Not clear on what the script would look like. Could you break down the steps please?
Add your terms to a txt file say myterms.txt run the script The script matches the titles of all the existing JSON files in content/terms (stripping and casing the file titles), with the terms in the file myterms.txt A simple approach but open to improvements. makes checking the existence multiple terms at once possible.
Ok. And you're thinking of adding it as a utility file in the project?
@Anshumanv36 but isn't the search feature already doing it? Correct me if I'm wrong with what you are trying to do.
@RayMathew yes exactly. @Sudharshaun the keyword "Bulk", I dropped this idea earlier thinking the same but I am concerned about the improvements for contributors who want to push more words at once. Also the script can be improved to provide more functionality, could help with data acquisition with web scraping and LLMs in future.
example usecase: Lets suppose you have about 20-30 terms you want to contribute, do you go to the website and check each and every word if it already exists in the database? Just automate it also we can have a script to make JSON files with content generated by LLMs in the required format which would help.
@Buzzpy let me know if this would be useful, as you know Hacktoberfest is approaching, contributers could find this useful
example usecase: Lets suppose you have about 20-30 terms you want to contribute, do you go to the website and check each and every word if it already exists in the database? Just automate it also we can have a script to make JSON files with content generated by LLMs in the required format which would help.
@Anshumanv36 wouldn't this be going back to the cost bottleneck again for the LLM implementation which is mentioned in #95?
Yes usecase 2(LLM response to JSON file) would present the quality issue related to using LLMs but thats assuming the contributers choose to not review their entries and just push low quality content, and even if they do we are not merging any entries to master yet with review first.
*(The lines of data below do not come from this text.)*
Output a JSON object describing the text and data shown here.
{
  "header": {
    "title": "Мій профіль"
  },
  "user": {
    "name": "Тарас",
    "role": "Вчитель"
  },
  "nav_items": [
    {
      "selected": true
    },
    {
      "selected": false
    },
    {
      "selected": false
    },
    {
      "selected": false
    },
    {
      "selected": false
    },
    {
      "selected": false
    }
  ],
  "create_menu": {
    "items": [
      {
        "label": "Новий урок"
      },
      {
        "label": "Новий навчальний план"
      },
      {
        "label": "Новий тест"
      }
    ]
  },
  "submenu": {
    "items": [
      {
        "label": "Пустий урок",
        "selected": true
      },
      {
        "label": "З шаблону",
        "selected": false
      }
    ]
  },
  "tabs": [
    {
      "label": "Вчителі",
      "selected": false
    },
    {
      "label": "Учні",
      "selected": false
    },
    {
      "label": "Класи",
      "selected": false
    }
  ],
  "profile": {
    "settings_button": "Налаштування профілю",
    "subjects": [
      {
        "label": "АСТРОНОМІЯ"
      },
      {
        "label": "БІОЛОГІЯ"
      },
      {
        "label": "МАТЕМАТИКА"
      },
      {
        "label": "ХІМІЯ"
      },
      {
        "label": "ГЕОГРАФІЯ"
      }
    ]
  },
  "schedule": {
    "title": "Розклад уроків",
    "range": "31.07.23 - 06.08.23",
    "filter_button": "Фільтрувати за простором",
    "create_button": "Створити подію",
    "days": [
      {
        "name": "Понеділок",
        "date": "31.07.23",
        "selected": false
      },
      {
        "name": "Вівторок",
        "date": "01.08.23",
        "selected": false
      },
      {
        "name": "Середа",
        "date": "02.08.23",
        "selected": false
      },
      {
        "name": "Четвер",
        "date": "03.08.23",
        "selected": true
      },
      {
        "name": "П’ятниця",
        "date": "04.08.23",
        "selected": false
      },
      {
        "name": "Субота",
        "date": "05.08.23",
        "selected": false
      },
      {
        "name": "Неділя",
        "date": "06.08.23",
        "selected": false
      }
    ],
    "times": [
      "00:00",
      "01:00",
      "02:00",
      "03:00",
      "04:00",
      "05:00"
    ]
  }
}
The bulk search usecase is still without bottlnecks If we can define some sort of flow to verify the quality of content then the second LLM usecase will be more suitable but as @RayMathew mentioned earlier this is gonna sit as tools in utils dir for voluntary use by contributors who want to add, till we find better use for it.
Hello everyone!
Thanks for all the input and ideas! The concept of bulk-checking terms sounds great and could really streamline contributions for everyone. However, since this project is still in its early stages and there are some bottlenecks to consider (like the LLM-related challenges, and cost), I’ll temporarily pause the bulk-checking feature for now.
That said, the idea is definitely valuable! In the meantime, contributors can still add bulk terms one by one using the existing methods. And if anyone finds it tricky or needs help, they can always open an issue and ask for help—I’ll soon update the issue template with info on how to request help.
Thanks again for pushing forward such helpful ideas, and I'm excited to keep evolving this together! Cheers! 🥂
And feel free to continue the chat if needed, I won't close the issue for now.
Proposal implementing a feature that allows for bulk checking of terms. This script would enable developers to input multiple terms and check their presence in the encyclopedia all at once.
The goal is to enhance the developer experience for those looking to contribute by simplifying the process of verifying multiple terms. Instead of checking each term individually, contributors could use this script to quickly see which terms are already present and which are not.
This feature aims to streamline the contribution process, making it easier and more efficient for developers to suggest and add multiple terms to the encyclopedia at once.